The Order of Malta has been operating with this impartial perspective for over 900 years, caring for people of all beliefs and none.
“The mission of the Order is as it has always been. It hasn’t really changed in 900 years, the first knights who went to Jerusalem with the First Crusade arrived as soldiers, but then they were inspired to look after the poor and the sick. That’s what we’ve been doing ever since, and it’s what we’ll continue to do,” Fra’ Matthew insists.
But, while the work fundamentally remains the same, the circumstances have changed beyond recognition. “Our challenges are global now,” Fra’ Matthew (64) admits. “We get absolutely continuous requests for help from every part of the world and we have to do our best to try and respond to the needs that are there, but resources are not limitless”.

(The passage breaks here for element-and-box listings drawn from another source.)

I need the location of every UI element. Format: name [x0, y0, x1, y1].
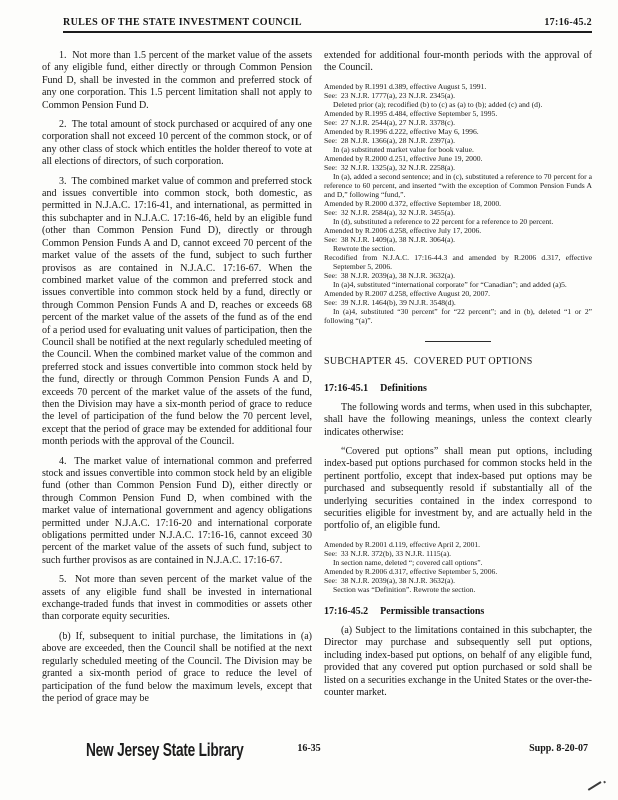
history-line: Amended by R.2006 d.258, effective July … [324, 226, 592, 235]
history-line: In (d), substituted a reference to 22 pe… [324, 217, 592, 226]
paragraph-definitions-intro: The following words and terms, when used… [324, 402, 592, 439]
history-line: See: 27 N.J.R. 2544(a), 27 N.J.R. 3378(c… [324, 118, 592, 127]
history-line: Amended by R.2000 d.251, effective June … [324, 154, 592, 163]
history-line: Rewrote the section. [324, 244, 592, 253]
history-line: Recodified from N.J.A.C. 17:16-44.3 and … [324, 253, 592, 271]
history-notes-section-45-1: Amended by R.2001 d.119, effective April… [324, 540, 592, 594]
right-column: extended for additional four-month perio… [324, 50, 592, 712]
history-line: Deleted prior (a); recodified (b) to (c)… [324, 100, 592, 109]
section-heading-45-1: 17:16-45.1Definitions [324, 383, 592, 394]
paragraph-b-continuation: extended for additional four-month perio… [324, 50, 592, 75]
history-line: See: 38 N.J.R. 2039(a), 38 N.J.R. 3632(a… [324, 271, 592, 280]
section-heading-45-2: 17:16-45.2Permissible transactions [324, 606, 592, 617]
running-title: RULES OF THE STATE INVESTMENT COUNCIL [63, 17, 302, 28]
paragraph-covered-put-definition: “Covered put options” shall mean put opt… [324, 446, 592, 533]
paragraph-permissible-a: (a) Subject to the limitations contained… [324, 625, 592, 699]
history-line: See: 23 N.J.R. 1777(a), 23 N.J.R. 2345(a… [324, 91, 592, 100]
history-line: See: 39 N.J.R. 1464(b), 39 N.J.R. 3548(d… [324, 298, 592, 307]
header-section-reference: 17:16-45.2 [544, 17, 592, 28]
paragraph-a1: 1. Not more than 1.5 percent of the mark… [42, 50, 312, 112]
document-page: RULES OF THE STATE INVESTMENT COUNCIL 17… [0, 0, 618, 800]
scan-artifact-mark [588, 781, 602, 790]
paragraph-a2: 2. The total amount of stock purchased o… [42, 119, 312, 169]
history-line: See: 38 N.J.R. 1409(a), 38 N.J.R. 3064(a… [324, 235, 592, 244]
history-line: See: 28 N.J.R. 1366(a), 28 N.J.R. 2397(a… [324, 136, 592, 145]
paragraph-b: (b) If, subsequent to initial purchase, … [42, 631, 312, 705]
two-column-body: 1. Not more than 1.5 percent of the mark… [42, 50, 592, 712]
page-number: 16-35 [0, 743, 618, 754]
history-line: In (a)4, substituted “international corp… [324, 280, 592, 289]
history-notes-section-44-6: Amended by R.1991 d.389, effective Augus… [324, 82, 592, 325]
history-line: In (a), added a second sentence; and in … [324, 172, 592, 199]
history-line: In (a) substituted market value for book… [324, 145, 592, 154]
subchapter-heading: SUBCHAPTER 45. COVERED PUT OPTIONS [324, 356, 592, 367]
left-column: 1. Not more than 1.5 percent of the mark… [42, 50, 312, 712]
history-line: Section was “Definition”. Rewrote the se… [324, 585, 592, 594]
history-line: See: 33 N.J.R. 372(b), 33 N.J.R. 1115(a)… [324, 549, 592, 558]
section-number: 17:16-45.2 [324, 606, 368, 617]
paragraph-a3: 3. The combined market value of common a… [42, 176, 312, 449]
page-header: RULES OF THE STATE INVESTMENT COUNCIL 17… [63, 17, 592, 33]
history-line: In section name, deleted “; covered call… [324, 558, 592, 567]
history-line: See: 38 N.J.R. 2039(a), 38 N.J.R. 3632(a… [324, 576, 592, 585]
section-divider-rule [425, 341, 491, 342]
section-number: 17:16-45.1 [324, 383, 368, 394]
supplement-date: Supp. 8-20-07 [529, 743, 588, 754]
history-line: Amended by R.2006 d.317, effective Septe… [324, 567, 592, 576]
history-line: Amended by R.1995 d.484, effective Septe… [324, 109, 592, 118]
history-line: Amended by R.1991 d.389, effective Augus… [324, 82, 592, 91]
history-line: See: 32 N.J.R. 1325(a), 32 N.J.R. 2258(a… [324, 163, 592, 172]
paragraph-a5: 5. Not more than seven percent of the ma… [42, 574, 312, 624]
section-title: Definitions [380, 383, 427, 394]
section-title: Permissible transactions [380, 606, 484, 617]
paragraph-a4: 4. The market value of international com… [42, 456, 312, 568]
history-line: See: 32 N.J.R. 2584(a), 32 N.J.R. 3455(a… [324, 208, 592, 217]
history-line: Amended by R.2000 d.372, effective Septe… [324, 199, 592, 208]
history-line: In (a)4, substituted “30 percent” for “2… [324, 307, 592, 325]
history-line: Amended by R.2007 d.258, effective Augus… [324, 289, 592, 298]
history-line: Amended by R.1996 d.222, effective May 6… [324, 127, 592, 136]
history-line: Amended by R.2001 d.119, effective April… [324, 540, 592, 549]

The Order relies on the involvement of its 13,500 members, as well as approximately 80,000 trained volunteers and 25,000 employees, the majority of whom are medical personnel.
Given its historic origins in defending and caring for pilgrims to the Holy Places in the Holy Land, the Order of Malta has a particular concern for the victims of conflict and instability in the Middle East.
As we meet, there is little sign of a ceasefire in the current conflict between Israel and the Islamist group Hamas in Gaza. At the same time, while media attention has waned, the bloody civil war in Syria has killed over 200,000 people and the Islamist group Isis is sweeping through Iraq ethnically cleansing Christians as they go.
Within the Palestinian West Bank, one of the Order’s biggest projects is the Holy Family Hospital providing the population of Bethlehem and its surrounding area with an indispensable service, offering the only possible place for women of the region to give birth under good medical conditions.
Since 1990 more than 60,000 babies have been born in the hospital. Its primary objective is to offer high-quality maternity care to all women, regardless of race, religion, culture or social condition.
In Syria, the Order is involved in running camps and facilities for people internally-displaced by the civil war. In other parts of the region, where the effects of the war are being felt, the order is caring for Syrian refugees in both Turkey and Lebanon.
Is Fra’ Matthew hopeful about long-term peace in the Middle East? “Well, it never seems to get any better, that’s for sure,” he says, before admitting that he is “very pessimistic”.
“They [Jews and Arabs] have not only been enemies since 1948, they’ve been enemies for almost 2,000 years. It’s a part of the world where people are at each other’s throats, and it all boils down to a culture of retribution where each side engages in a tit-for-tat response. I can’t see how that’s ever going to be healed,” he says with obvious anxiety.
The Order of Malta is treated as a sovereign entity in international law and, as such, Fra’ Matthew is a Head of State and sends ambassadors to over 100 countries and the United Nations (UN) and European Union (EU). Fra’ Matthew insists that this is “vital in helping us carry out our work. It means that our ambassador can talk directly to the relevant ministries and government departments.” This diplomatic relationship allows the Order to work more freely, for example, allowing aid to go through diplomatic channels rather than facing the usual red tape associated with customs clearance.
While the order is engaged in many troubled parts of the world, it is to Africa where Fra’ Matthew looks. “The place where there are continuing and underlying problems is the central belt of Africa.
“A lot of the time, the media is not paying attention because the journalists have rushed off to the next crisis, but, really, Africa is the part of the world where the most dreadful suffering is taking place,” Fra’ Matthew says.
One gets the distinct impression from Fra’ Matthew that the part of his title he takes most seriously is that of ‘Most Humble Guardian of the Poor of Jesus Christ’. In that regard, he is ebullient about the ministry of Pope Francis. “Whenever you talk to him, his great emphasis is always on the poor, the vulnerable, the dispossessed, those people that no-one cares about.
“This comes naturally to someone from South America, and in the Order we very much see Pope Francis’ emphasis on the poor as a blessing.”